It’s Father’s Day. I am a father, but I don’t have one anymore. There were some times when I didn’t have much of one, though things turned out okay.
Me with my daughter, at Dauphin Island.
My father died in 2017, after a long battle with Alzheimer’s and heart failure. It had its humorous moments, as when he called each of us kids three or four times, each time breaking the news of his diagnosis as if it were new. (“Well,” said my sister after about call #3, “I’m pretty sure they got this one right.”)

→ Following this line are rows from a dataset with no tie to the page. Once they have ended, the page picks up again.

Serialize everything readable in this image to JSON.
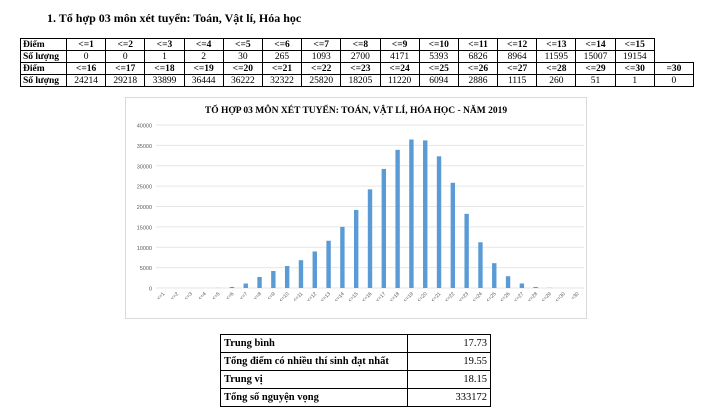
{
  "heading": "1. Tổ hợp 03 môn xét tuyển: Toán, Vật lí, Hóa học",
  "dist_table": {
    "row_label_score": "Điểm",
    "row_label_count": "Số lượng",
    "part1": {
      "scores": [
        "<=1",
        "<=2",
        "<=3",
        "<=4",
        "<=5",
        "<=6",
        "<=7",
        "<=8",
        "<=9",
        "<=10",
        "<=11",
        "<=12",
        "<=13",
        "<=14",
        "<=15"
      ],
      "counts": [
        "0",
        "0",
        "1",
        "2",
        "30",
        "265",
        "1093",
        "2700",
        "4171",
        "5393",
        "6826",
        "8964",
        "11595",
        "15007",
        "19154"
      ]
    },
    "part2": {
      "scores": [
        "<=16",
        "<=17",
        "<=18",
        "<=19",
        "<=20",
        "<=21",
        "<=22",
        "<=23",
        "<=24",
        "<=25",
        "<=26",
        "<=27",
        "<=28",
        "<=29",
        "<=30",
        "=30"
      ],
      "counts": [
        "24214",
        "29218",
        "33899",
        "36444",
        "36222",
        "32322",
        "25820",
        "18205",
        "11220",
        "6094",
        "2886",
        "1115",
        "260",
        "51",
        "1",
        "0"
      ]
    }
  },
  "chart_data": {
    "type": "bar",
    "title": "TỔ HỢP 03 MÔN XÉT TUYỂN: TOÁN, VẬT LÍ, HÓA HỌC - NĂM 2019",
    "categories": [
      "<=1",
      "<=2",
      "<=3",
      "<=4",
      "<=5",
      "<=6",
      "<=7",
      "<=8",
      "<=9",
      "<=10",
      "<=11",
      "<=12",
      "<=13",
      "<=14",
      "<=15",
      "<=16",
      "<=17",
      "<=18",
      "<=19",
      "<=20",
      "<=21",
      "<=22",
      "<=23",
      "<=24",
      "<=25",
      "<=26",
      "<=27",
      "<=28",
      "<=29",
      "<=30",
      "=30"
    ],
    "values": [
      0,
      0,
      1,
      2,
      30,
      265,
      1093,
      2700,
      4171,
      5393,
      6826,
      8964,
      11595,
      15007,
      19154,
      24214,
      29218,
      33899,
      36444,
      36222,
      32322,
      25820,
      18205,
      11220,
      6094,
      2886,
      1115,
      260,
      51,
      1,
      0
    ],
    "yticks": [
      "0",
      "5000",
      "10000",
      "15000",
      "20000",
      "25000",
      "30000",
      "35000",
      "40000"
    ],
    "ylim": [
      0,
      40000
    ],
    "grid": true,
    "bar_color": "#5b9bd5",
    "xlabel": "",
    "ylabel": ""
  },
  "stats": [
    {
      "label": "Trung bình",
      "value": "17.73"
    },
    {
      "label": "Tổng điểm có nhiều thí sinh đạt nhất",
      "value": "19.55"
    },
    {
      "label": "Trung vị",
      "value": "18.15"
    },
    {
      "label": "Tổng số nguyện vọng",
      "value": "333172"
    }
  ]
}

His decline could have been a lot worse. Some people get nasty when they get dementia. Some get nicer. My dad, who generally had a fairly sunny disposition, got nicer. Some people say that you get better or worse depending on which part of your brain gets eaten first; others say you get more like your basic nature. I don’t know which is true, but it was a relief that he was generally – with only a few exceptions – pleasant and cooperative. Taking him to medical appointments he was grateful for the ride, nice to the nurses and doctors, and happy to be taken to lunch afterward.

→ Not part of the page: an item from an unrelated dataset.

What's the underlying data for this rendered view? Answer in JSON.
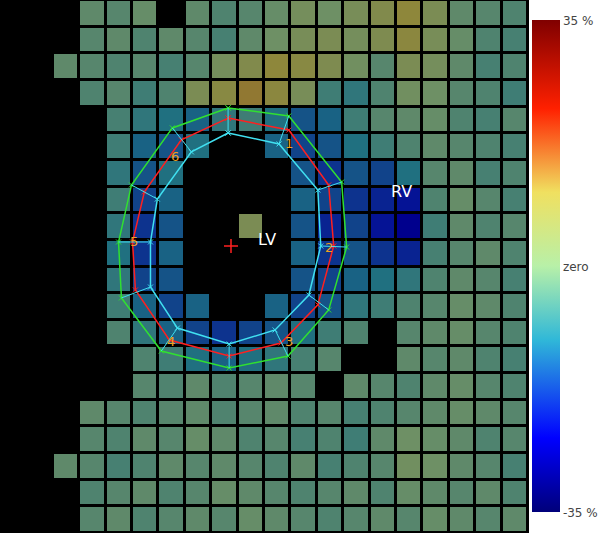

The day before he died I was sitting with him and he wasn’t talking much, when he suddenly opened his eyes and said quite clearly, “Glenn, you’re so generous in the way you relate to people. I’ve always admired that.” Then his eyes closed and his head flopped back and he was elsewhere again. Those were the last spoken words I heard from him. I suspect he had to work pretty hard to get them out, and I appreciated it.